This dissertation consists of three papers on search and signaling on a large online labor market. The abstract of each chapter is as follows:

Online resume and job post sites like LinkedIn and Monster.com has made it increasingly easy for employers to search for and invite workers who would not otherwise have applied to their job post. I leverage the A/B test of a new resume screening tool on a large online freelancing platform to identify which types of workers and employers are most likely to benefit from lower screening costs in the invitation channel. The screening tool increased the number of workers contacted by 12% but there was no increase in overall hiring. Treated employers substituted away from screening and hiring workers in their existing applicant pool to sending invitations. They hired workers with higher platform reputation at higher cost. Moreover, invitations are more concentrated among a minority of workers than applications. Thus the screening tool likely led to an increase in inequality for workers on the platform. Treated employers also had better job outcomes - at least half of this effect is due to employers avoiding hiring less well matched workers from their applicant pool. Benefits accrue primarily to employers looking for expert freelancers and willing to pay higher prices.
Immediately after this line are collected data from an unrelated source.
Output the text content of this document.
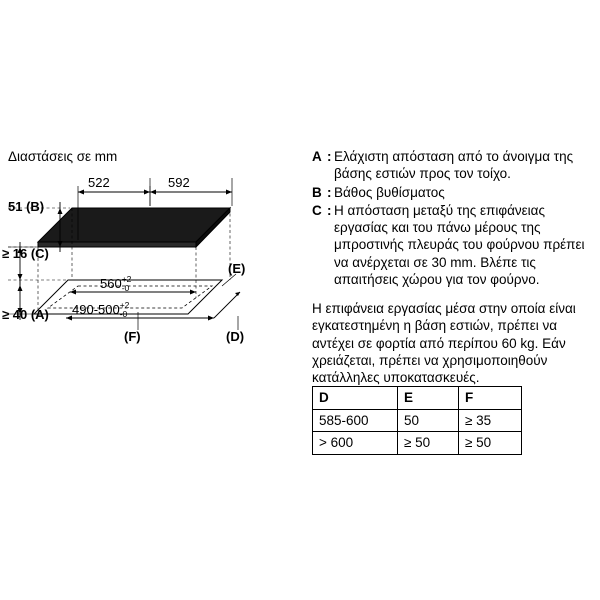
Διαστάσεις σε mm
522	592
51 (B)
≥ 16 (C)
≥ 40 (A)
560 +2
-0
490-500 +2
-0
(E)
(F)	(D)
A : Ελάχιστη απόσταση από το άνοιγμα της βάσης εστιών προς τον τοίχο.
B : Βάθος βυθίσματος
C : Η απόσταση μεταξύ της επιφάνειας εργασίας και του πάνω μέρους της μπροστινής πλευράς του φούρνου πρέπει να ανέρχεται σε 30 mm. Βλέπε τις απαιτήσεις χώρου για τον φούρνο.
Η επιφάνεια εργασίας μέσα στην οποία είναι εγκατεστημένη η βάση εστιών, πρέπει να αντέχει σε φορτία από περίπου 60 kg. Εάν χρειάζεται, πρέπει να χρησιμοποιηθούν κατάλληλες υποκατασκευές.
D	E	F
585-600	50	≥ 35
> 600	≥ 50	≥ 50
How do employers respond to hiring tools? We examine the hiring decision as a process comprised of a series of decisions. We claim hiring indicators act as a “minimal cue” by elevating a job applicant to being noticed early in the hiring process, but giving way to the information an employer privately gathers later in the hiring process. Regression discontinuity analyses of over 1.5 million job applications by freelancers for over 150,000 short-term jobs on an online market for contract labor demonstrate support for our contention. Dramatically, being algorithmically recommended increases a job applicant’s unconditional likelihood of being hired over applicants of observationally similar quality by approximately 50%. 70% of this effect can be attributed to the increase in likelihood of recommended job applicants being viewed. Furthermore, conditional on being interviewed, the recommendation has no influence on the hiring decision. Underscoring the idea of it being a ’minimal cue’, the effect of a recommendation is stronger for low value jobs than high value ones.

The rapid growth of online information on workers, like LinkedIn’s profiles or Monster.com’s resume database, has dramatically lowered the cost for employers to directly reach out to (headhunt) workers. The promise is that by providing employers with an additional channel of sourcing matches, it will increase the probability of filling vacancies and the average quality of hires. I construct a search theoretic model of hiring that explicitly models both the headhunting channel and the application channel. I study equilibrium outcomes when workers can optimally respond by deciding whether or not to apply. I show that while lower headhunting costs improve the average quality of hires, it can actually decrease the probability of filling vacancies in equilibrium. This is due to workers optimally choosing to apply with a lower probability.